Elle déclame sa poésie à l'automne et à sa solitude de cancre.

«* C'est un trou de verdure où chante une rivière,

Accrochant follement aux herbes des haillons
D'argent ;

où le soleil, de la montagne fière,
Luit :

c'est un petit val qui mousse de rayons.
 »

Elle se trouve moins moche quand elle braille des choses si belles.

Elle reprend de plus en plus fort comme une offrande à la pluie.

«Un soldat jeune, bouche ouverte, tête nue,

Et la nuque baignant dans le frais cresson bleu,

Dort; il est étendu dans l'herbe, sous la nue,

Pâle dans son lit vert où la lumière pleut.

Les pieds dans les glaïeuls, il dort. Souriant comme

Sourirait un enfant malade, il fait un somme :
Nature, berce-le …. »

Soudain, juste à l'embranchement de la montée qui mène aux châtaigniers, au bord de la chaussée, elle devine le corps affalé.

Elle est habituée, la mère l'attend souvent sur le chemin.

Elle sait qu'avec ses nouveaux médicaments, l'alcool la rend malade et chancelante.

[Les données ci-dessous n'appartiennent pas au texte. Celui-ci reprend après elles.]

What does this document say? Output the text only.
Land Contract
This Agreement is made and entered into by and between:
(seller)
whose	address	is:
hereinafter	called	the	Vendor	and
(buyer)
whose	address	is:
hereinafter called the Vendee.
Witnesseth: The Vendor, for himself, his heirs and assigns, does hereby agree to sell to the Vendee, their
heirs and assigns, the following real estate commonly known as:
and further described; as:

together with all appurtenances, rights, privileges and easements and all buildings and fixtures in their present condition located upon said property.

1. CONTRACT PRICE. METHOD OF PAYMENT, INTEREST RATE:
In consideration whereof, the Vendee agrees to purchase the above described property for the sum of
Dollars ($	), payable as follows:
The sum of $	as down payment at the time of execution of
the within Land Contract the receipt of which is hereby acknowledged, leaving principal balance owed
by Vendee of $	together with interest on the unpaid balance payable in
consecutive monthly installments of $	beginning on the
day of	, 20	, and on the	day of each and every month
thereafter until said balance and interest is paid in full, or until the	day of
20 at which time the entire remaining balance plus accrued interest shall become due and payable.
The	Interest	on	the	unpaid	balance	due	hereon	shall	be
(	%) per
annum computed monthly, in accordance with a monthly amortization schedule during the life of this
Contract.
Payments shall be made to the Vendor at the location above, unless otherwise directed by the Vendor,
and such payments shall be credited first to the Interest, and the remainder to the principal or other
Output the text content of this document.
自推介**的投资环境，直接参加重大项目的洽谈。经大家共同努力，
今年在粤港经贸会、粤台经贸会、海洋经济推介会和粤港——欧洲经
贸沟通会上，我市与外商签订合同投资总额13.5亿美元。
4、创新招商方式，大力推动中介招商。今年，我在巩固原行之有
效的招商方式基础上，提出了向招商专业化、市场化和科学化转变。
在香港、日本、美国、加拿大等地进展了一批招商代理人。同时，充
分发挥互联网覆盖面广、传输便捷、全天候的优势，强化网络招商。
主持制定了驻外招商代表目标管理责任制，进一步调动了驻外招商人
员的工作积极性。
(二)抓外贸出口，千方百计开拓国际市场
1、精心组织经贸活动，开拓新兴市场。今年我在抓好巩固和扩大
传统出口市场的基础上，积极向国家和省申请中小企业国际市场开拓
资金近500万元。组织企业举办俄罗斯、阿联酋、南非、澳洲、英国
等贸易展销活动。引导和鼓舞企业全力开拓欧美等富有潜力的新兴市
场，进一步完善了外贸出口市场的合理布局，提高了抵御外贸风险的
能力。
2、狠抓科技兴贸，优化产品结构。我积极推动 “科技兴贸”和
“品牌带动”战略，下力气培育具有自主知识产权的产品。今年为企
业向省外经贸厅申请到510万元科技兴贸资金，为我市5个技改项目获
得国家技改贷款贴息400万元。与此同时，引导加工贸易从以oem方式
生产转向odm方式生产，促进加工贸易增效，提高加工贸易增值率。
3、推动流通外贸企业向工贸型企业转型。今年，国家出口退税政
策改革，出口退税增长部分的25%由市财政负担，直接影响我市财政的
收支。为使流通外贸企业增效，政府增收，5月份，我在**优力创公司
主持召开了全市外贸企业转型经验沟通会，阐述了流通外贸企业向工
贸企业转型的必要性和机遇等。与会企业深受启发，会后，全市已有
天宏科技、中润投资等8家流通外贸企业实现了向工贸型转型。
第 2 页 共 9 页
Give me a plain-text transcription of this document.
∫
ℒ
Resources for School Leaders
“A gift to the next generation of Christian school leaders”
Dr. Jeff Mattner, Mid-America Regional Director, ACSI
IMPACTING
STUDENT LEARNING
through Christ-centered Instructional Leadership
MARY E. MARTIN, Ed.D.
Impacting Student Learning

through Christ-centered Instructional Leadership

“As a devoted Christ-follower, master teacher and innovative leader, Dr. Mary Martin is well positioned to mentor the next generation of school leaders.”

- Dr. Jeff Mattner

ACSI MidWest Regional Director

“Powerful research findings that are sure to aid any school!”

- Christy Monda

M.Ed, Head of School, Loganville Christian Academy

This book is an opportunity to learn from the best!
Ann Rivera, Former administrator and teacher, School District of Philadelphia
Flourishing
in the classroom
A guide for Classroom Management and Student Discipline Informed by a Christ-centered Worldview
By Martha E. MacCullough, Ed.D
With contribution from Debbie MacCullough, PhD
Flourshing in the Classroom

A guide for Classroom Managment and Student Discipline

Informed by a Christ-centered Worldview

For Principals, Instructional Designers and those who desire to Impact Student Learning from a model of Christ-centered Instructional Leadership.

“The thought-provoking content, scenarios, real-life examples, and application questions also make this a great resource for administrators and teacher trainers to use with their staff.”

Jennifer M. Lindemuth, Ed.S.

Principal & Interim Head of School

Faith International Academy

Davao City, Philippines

Elle lui sert parfois de béquille, elle met sa carcasse de petite fille en contrefort de l'ivrogne et l'aide à rentrer.

Elle s'approche et la découvre inanimée, les bras en croix dans les fougères, ses yeux fermés, sa bouche béante et déformée, ses cheveux noirs filasses éparpillés dans l'herbe trempée.

Sa robe est retroussée jusqu'à son ventre laissant apparaître sa culotte souillée. De longues coulées de fientes diluées par la pluie glissent jusqu'à ses bas recroquevillés en accordéon sur ses mocassins boueux.

La petite se penche sur la vilaine tête et beugle quelques mamans implorants.

Elle sait au fond d'elle même qu'elle n'arrivera pas à la ranimer.

Etrangement, ses hurlements lui donnent le courage de ne pas détaler.

Une voiture rouge arrive au loin et ralentit. Dans sa détresse, elle reçoit comme des coups, des mots hargneux qui la giflent, des mots crachés d'une portière ouverte.

« Elle a eu son compte cette fois ta vieille, un jour elle y restera »

Le démarrage en trombe passe dans une flaque et finit de mouiller ses frêles mollets.

Alors elle enlève son anorak, le pose sur les hanches du corps inanimé, glisse son cartable sous la tête flasque et court.

Court sur le chemin, court sur les bogues de châtaignes écrasant délibérément les fruits de sa collation ratée, court sur les paquets de petits pains qui attendaient à quatre heures sous les parapluies.

Elle court à corps perdu sur le visage aux longues nattes blondes qui souriait derrière la voiture, elle court sur les quolibets et les brimades qu'on lui affligera encore demain en récréation.

Elle court vers son grand père honteuse et misérable.

Beaucoup plus tard, un matin d'octobre, elle sera convoquée dans une chambre immaculée d'une unité de soins psychiatriques.

Elles reverra la bouche béante et tordue de l'affreux faciès, les petits yeux fermés, éteints définitivement.

L'automne ne fera pas couler de bruine sur ses joues, elle a perdu sa mère à jamais dans un ravin boueux d'un village de montagne.

Elle murmurera comme une prière juste quelques vers

« Nature, berce-le chaudement : il a froid.

Les parfums ne font pas frissonner sa narine ;

Il dort dans le soleil, la main sur sa poitrine,

Tranquille. Il a deux trous rouges au côté droit.»